If you were to research that Gucci bag - pick it apart, see how its made, compare it to bags, find the tools that were involved in its construction, and so on, you'd be able to get a pretty good idea of how it was built.
Likewise, even if some divine force is responsible for providing the universe with matter, it's silly to think that said divine force also conjured animals exactly as they are today when we have so much evidence that tells us how they evolved.
As an agnostic I'm open minded about why the universe exists and why matter acts the way it does. However, I'm confident that Gucci bags and animals don't appear out of thin air by divine will.
|Jeff Fries |
You fags need to find a new show
Or...what? You'll call everyone homos and say you'd kick some ass if it weren't for your not wanting to mess up your best Dragonball shirt before mom drives you to therapy?

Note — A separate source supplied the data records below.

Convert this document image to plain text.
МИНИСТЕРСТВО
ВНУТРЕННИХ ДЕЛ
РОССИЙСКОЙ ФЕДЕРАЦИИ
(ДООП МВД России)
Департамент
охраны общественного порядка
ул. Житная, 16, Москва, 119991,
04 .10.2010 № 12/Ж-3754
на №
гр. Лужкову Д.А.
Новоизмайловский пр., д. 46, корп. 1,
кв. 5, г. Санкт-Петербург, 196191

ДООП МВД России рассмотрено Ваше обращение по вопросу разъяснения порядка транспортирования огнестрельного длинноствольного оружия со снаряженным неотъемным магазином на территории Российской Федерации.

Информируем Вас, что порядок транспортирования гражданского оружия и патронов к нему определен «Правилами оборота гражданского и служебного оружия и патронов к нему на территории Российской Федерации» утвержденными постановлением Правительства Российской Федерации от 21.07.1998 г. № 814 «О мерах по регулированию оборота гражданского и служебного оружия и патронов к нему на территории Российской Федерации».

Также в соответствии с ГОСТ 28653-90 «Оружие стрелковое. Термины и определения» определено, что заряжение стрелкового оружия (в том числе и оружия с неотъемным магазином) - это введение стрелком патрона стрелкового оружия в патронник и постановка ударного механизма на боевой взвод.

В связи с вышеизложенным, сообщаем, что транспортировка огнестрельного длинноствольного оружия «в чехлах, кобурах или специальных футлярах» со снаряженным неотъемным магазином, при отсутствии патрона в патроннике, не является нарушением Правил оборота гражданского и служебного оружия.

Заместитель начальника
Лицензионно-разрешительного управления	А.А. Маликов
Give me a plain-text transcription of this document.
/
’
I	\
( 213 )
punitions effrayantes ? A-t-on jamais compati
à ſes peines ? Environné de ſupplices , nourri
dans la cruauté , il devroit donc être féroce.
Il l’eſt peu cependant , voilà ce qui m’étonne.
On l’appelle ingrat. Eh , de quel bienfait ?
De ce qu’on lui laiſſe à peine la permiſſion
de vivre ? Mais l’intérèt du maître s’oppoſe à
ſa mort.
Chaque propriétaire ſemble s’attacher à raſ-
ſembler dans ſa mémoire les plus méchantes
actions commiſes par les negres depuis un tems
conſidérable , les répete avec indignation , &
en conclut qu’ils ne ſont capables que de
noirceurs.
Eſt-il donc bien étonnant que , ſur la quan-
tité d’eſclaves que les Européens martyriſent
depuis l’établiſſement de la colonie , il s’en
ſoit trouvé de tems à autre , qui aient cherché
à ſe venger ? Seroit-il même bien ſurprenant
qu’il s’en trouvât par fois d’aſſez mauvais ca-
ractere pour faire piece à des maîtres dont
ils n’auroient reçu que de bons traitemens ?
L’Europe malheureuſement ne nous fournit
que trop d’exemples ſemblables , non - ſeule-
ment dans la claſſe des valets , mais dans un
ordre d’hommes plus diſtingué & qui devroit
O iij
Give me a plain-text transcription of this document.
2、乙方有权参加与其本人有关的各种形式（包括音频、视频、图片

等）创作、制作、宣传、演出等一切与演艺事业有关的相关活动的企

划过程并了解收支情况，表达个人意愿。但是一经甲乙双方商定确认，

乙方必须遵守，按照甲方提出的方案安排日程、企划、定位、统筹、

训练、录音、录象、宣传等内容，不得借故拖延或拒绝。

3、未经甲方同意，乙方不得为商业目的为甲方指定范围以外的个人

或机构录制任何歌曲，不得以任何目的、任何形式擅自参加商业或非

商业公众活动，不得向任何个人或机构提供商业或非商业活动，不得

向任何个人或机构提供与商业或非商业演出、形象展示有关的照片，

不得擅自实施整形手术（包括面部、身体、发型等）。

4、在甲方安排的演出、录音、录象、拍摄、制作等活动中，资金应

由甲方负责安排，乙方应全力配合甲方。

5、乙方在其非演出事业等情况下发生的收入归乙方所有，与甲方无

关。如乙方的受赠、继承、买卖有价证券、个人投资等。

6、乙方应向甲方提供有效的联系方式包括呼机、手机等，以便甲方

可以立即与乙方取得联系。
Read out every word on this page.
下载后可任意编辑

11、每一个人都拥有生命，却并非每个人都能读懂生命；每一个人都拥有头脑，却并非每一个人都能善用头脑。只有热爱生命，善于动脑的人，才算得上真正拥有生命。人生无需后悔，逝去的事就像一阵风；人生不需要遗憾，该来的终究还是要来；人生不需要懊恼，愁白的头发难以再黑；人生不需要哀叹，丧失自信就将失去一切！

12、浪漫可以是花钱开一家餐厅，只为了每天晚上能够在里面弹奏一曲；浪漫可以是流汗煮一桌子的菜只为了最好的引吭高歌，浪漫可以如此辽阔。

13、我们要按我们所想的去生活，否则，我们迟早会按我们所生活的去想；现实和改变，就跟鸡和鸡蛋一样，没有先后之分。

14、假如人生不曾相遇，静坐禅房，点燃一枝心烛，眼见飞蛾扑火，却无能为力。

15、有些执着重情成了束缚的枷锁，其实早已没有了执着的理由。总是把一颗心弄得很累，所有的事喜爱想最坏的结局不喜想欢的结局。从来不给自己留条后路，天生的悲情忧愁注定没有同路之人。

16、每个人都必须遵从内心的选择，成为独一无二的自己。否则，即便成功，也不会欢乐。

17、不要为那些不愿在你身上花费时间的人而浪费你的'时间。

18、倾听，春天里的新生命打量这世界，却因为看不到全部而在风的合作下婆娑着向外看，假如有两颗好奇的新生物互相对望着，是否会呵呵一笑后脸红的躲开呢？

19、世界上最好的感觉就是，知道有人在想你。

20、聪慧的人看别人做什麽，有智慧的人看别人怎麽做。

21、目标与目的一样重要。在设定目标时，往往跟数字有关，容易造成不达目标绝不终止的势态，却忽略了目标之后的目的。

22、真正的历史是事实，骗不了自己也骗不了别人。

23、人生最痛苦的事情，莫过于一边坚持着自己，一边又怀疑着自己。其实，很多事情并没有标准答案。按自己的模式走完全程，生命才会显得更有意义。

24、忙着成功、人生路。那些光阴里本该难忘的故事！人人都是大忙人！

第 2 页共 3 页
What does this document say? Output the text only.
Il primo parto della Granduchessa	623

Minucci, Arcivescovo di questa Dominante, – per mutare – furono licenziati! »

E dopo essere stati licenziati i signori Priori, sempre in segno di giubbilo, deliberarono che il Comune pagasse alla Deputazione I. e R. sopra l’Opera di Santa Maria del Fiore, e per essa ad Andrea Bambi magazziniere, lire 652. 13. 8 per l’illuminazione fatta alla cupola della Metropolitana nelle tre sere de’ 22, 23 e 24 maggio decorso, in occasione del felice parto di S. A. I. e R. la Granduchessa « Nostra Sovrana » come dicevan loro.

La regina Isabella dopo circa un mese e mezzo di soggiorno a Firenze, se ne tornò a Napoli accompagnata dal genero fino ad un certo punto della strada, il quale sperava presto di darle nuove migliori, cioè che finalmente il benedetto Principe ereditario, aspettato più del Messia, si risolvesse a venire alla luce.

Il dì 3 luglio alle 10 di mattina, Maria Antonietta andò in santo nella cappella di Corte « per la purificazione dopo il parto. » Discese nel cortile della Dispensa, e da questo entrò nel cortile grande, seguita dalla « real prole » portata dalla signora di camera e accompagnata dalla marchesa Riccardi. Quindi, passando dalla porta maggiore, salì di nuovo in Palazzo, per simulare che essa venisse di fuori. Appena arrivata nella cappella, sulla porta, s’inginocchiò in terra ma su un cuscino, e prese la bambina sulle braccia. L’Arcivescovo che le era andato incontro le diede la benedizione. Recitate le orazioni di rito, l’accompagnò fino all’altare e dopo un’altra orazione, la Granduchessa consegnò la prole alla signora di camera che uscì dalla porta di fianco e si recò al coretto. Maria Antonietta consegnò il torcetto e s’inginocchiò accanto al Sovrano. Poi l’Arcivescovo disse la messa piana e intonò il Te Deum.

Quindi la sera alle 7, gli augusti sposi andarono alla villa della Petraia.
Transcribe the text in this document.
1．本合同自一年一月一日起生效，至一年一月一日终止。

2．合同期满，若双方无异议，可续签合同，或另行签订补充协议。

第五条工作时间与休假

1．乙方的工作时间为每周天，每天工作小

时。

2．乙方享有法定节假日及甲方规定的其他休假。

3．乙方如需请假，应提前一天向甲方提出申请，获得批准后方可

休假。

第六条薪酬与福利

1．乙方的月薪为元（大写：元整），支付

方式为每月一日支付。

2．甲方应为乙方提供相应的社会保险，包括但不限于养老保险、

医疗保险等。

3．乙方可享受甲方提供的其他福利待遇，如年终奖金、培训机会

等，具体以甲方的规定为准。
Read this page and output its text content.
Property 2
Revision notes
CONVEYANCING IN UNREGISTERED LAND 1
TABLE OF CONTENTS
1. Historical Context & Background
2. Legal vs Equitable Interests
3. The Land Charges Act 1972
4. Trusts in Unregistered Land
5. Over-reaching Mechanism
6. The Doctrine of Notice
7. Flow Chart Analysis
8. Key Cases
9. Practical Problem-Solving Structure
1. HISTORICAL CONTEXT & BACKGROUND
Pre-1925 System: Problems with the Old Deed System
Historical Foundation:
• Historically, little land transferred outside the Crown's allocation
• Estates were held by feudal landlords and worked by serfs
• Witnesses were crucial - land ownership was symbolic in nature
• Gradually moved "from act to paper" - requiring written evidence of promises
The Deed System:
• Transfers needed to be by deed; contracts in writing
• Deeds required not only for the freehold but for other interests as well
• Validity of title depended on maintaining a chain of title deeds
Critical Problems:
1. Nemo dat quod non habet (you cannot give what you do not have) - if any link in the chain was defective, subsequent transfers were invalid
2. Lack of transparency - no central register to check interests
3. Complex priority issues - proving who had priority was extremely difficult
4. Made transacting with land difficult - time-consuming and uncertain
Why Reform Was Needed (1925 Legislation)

|Rodents of Unusual Size |
I want to stab her in the face and set fire to her wardrobe...is this a bad thing?
|mountain dew insimination |
Ric Flair truly IS a limozine riding, jet flying, kiss stealing, wheeling dealing son of a gun.
The human eye is actually a very flawed, ineffecient organ that is but one variation among many types of visual organs. So if I'm understanding her argument correctly, God is a big fuckup that can't get anything right on the first try.
What if the bag was mostly useful but was full of pouches that were too small and irregular to use?
What if the straps didn't seem to have any logic as to their direction?
What if it wasn't a bag at all, but a baby carrier, and it was upside down?
What if the bag came with instructions on how to make a new bag, but most of the instructions were useless copies of instructions for older bags?
I no longer believe that people believe what they believe for any sort of explicable reason.